Monday, September 15, 2008

When Perceptions Change

It’s funny how society relates to one another. Just walking about in a city—any city—let’s choose the Northeast, I don’t know why? ;) We walk to work, jump the subway, hail a cab, whatever it takes to get us from A to B and with acceptance and some acknowledgement that we are not alone in the world and that we are fighting against the same crowd of people just like you and me, everyday…and without a mention of a “Hello” or eye contact. I mean, God forbid we linger too long staring at someone—it could lead to some scary consequences. And if we did start making conversation with a complete stranger—then we’re just “weirdos” and think oooh get away from him/her. We simply tolerate our fellow man while we coexist, No? I guess that’s just the cynics approach to society, not that I'm a cynic, but if I were, that would be my answer.

Funny how our autistic kids are knocked for possessing some of these “antisocial” functions that we come to accept as normal in daily life. And are condemned if we don’t.

One day, many years ago, I was walking through the streets of Boston as a young and naïve 20 year old. I was new to the hustle and bustle and harsher mentality of the working city (I grew up in its suburbs that was as protective of their young as the grizzly bear) and was new to its less than attractive inner social workings. I had just started a new job to pay for college and I just so happened to smile at a homeless man standing on the sidewalk holding out a cup for spare change and he said something very horrible to me (I won’t repeat it…unless, of course, you want me to? Okay, it’s more fun to hear the juicy stuff: he said “Don’t smile at me you stupid lesbian bitch”)—to me, a young, nice, sweet girl whose only crime was acknowledging him as a person instead of passing him by like everyone else did. I was walking to the coffee shop where I would grab a coffee, muffin and spare change for the homeless man.

Well I didn’t offer him my change instead I told him "FU" (and it was my first experience, ever, saying that to someone--and it was upsetting--but I felt the need to defend myself).

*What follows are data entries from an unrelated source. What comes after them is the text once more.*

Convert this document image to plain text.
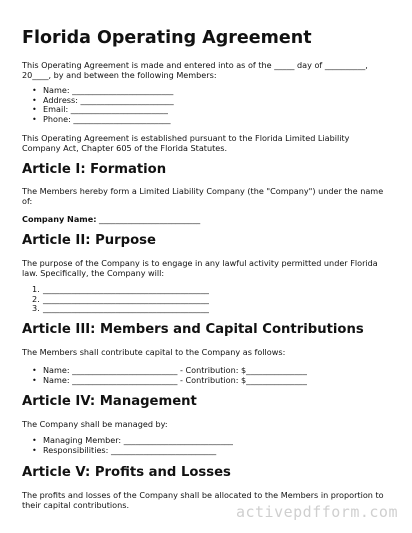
Florida Operating Agreement

This Operating Agreement is made and entered into as of the _____ day of __________, 20____, by and between the following Members:

• Name: _________________________
• Address: _______________________
• Email: ________________________
• Phone: ________________________

This Operating Agreement is established pursuant to the Florida Limited Liability Company Act, Chapter 605 of the Florida Statutes.

Article I: Formation

The Members hereby form a Limited Liability Company (the "Company") under the name of:

Company Name: _________________________

Article II: Purpose

The purpose of the Company is to engage in any lawful activity permitted under Florida law. Specifically, the Company will:

1. _________________________________________
2. _________________________________________
3. _________________________________________
Article III: Members and Capital Contributions

The Members shall contribute capital to the Company as follows:

• Name: __________________________ - Contribution: $_______________
• Name: __________________________ - Contribution: $_______________
Article IV: Management

The Company shall be managed by:

• Managing Member: ___________________________
• Responsibilities: __________________________
Article V: Profits and Losses

The profits and losses of the Company shall be allocated to the Members in proportion to their capital contributions.	activepdfform.com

Funny how a nice, innocent, naive girl can become a totally different person in one fell swoop, and, thus, was my “christening” into the adult “real” world.

This is not much different than the story of my daughter who is now living at a residential school. It was not like we were biding our time with her and just getting through the days and the years. She wasn’t always what we would call “residential material.” Sure, we had our struggles—me, especially—being that I was home with her and her primary caregiver. But we would and could ride out the problems like every other parent does—autism just presents more challenges and frustrations than those of a typical child. In fact, Meghan was the oldest student in her class with her severity, and appeared to be a student who wouldn’t need to attend a residential school. So things were working—not golden—but functioning, and then one day my perception changed—as it did when I was 20 and welcomed into the real world.

Maybe it was because she’s so smart and thought she could outsmart her mom. Maybe because she knew that she was bigger than me and could pick a fight and win. Maybe it was teenage hormones—certainly that played a big part. Perhaps it was all of these things combined—like the perfect storm. It’s not uncommon for this to happen, and it usually does.

But it felt the same as it did twenty years ago, in Boston, with that homeless man; it’s just so shocking that it knocks you right over. And as a cynic might say: that’s life.